We are also exploring new avenues to expand Nomi’s curriculum. Through the Vodafone Americas Foundation’s support, we are greatly scaling up our curriculum by creating a mobile-based training program set to launch in early 2019. Through augmented reality and e-learning technology, women will learn skills such as measuring and cutting patterns—the very same employment, life, and leadership skills that have proven effective already. By implementing mobile and web platforms, we are tapping into a ubiquitous tool that can reach millions of people in need. Because the app is free and easy-to-use, access will not be limited by economic circumstance nor by the presence of in-person trainers. Instead, women can learn at their own pace and share in the success of women in many other communities.
Navigating a new platform calls for much creative problem solving which is why tapping into the expertise of a network of designers and producers is critical as we develop the app. Though the digitized platform will not take the same form as our traditional training programs, we will by no means eschew the relationships and mentorships that make the content of Nomi’s curriculum so salient. Opportunities for participants to connect with a mentor and with each other will be built into the app, allowing the women to grow with a community.
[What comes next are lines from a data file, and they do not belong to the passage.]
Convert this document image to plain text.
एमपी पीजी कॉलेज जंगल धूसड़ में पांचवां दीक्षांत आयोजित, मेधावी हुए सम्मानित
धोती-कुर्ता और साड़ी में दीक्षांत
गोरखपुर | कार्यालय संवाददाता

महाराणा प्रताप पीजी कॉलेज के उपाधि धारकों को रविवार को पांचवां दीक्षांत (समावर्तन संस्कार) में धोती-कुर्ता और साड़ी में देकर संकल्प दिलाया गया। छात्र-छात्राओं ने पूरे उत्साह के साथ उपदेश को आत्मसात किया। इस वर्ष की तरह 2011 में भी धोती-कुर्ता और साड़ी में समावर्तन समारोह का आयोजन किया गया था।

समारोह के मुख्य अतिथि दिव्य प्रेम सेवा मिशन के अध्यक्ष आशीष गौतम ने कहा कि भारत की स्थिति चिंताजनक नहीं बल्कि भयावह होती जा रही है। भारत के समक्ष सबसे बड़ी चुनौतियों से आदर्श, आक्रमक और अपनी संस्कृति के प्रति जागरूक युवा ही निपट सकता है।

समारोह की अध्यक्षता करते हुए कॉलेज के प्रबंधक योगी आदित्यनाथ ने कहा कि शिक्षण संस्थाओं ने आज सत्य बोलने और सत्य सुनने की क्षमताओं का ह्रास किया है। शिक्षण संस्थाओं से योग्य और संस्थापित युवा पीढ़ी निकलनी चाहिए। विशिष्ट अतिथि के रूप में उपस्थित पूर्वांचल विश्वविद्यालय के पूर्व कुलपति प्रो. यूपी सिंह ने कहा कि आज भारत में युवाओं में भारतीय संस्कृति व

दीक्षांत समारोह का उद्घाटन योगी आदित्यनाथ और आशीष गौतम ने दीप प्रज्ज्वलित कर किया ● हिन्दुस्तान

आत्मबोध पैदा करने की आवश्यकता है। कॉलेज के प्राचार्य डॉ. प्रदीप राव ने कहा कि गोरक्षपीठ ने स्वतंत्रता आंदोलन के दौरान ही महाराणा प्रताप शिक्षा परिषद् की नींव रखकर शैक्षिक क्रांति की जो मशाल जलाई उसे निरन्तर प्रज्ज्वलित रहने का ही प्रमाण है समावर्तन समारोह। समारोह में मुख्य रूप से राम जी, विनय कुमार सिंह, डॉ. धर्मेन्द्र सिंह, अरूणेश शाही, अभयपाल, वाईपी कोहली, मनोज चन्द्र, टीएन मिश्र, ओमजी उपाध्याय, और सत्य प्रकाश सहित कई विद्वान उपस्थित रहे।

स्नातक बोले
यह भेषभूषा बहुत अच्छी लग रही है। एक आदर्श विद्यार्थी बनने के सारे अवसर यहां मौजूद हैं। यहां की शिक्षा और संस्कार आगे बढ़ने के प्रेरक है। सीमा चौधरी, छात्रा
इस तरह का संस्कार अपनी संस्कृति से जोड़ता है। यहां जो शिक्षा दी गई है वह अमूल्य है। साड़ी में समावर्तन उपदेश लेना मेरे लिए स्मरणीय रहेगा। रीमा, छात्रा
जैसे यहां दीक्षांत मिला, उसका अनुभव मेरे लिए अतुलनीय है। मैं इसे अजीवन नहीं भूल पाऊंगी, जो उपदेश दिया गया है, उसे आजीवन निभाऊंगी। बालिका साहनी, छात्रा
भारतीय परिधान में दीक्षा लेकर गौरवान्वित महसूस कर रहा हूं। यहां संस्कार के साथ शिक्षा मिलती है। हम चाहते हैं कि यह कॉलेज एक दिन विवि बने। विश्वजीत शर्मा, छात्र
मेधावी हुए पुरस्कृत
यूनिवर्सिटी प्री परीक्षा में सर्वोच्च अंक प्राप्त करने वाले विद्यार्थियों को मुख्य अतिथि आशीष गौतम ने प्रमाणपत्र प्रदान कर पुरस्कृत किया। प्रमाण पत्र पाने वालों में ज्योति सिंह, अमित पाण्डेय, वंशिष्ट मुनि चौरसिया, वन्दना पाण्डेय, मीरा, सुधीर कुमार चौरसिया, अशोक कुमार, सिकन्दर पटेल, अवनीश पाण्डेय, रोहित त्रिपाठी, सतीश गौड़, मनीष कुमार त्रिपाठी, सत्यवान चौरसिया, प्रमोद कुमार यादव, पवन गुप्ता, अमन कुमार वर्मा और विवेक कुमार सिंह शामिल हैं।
In the face of the goliath human trafficking industry that terrorizes 46 million people worldwide, Nomi has certainly encountered many challenges: apathy and lack of awareness from consumers, cultural differences, and even heartbreaking loss of human life from natural disasters or crime. But through our experiences, we have learned to adopt postures of openness and willingness to learn, especially from and across cultural differences. We know through humility and understanding, we can maximize our potential to cooperate with passionate individuals both on the field and stateside such that every woman in our programs can know her full potential.
Nomi’s story is a humbling testament of the hope and power within each of us. What began with an eye-opening experience that brought to life a mission was set into motion when ordinary people—first, my fellow co-founders and I, and now hundreds of supporters and partners—joined forces to end slavery for good.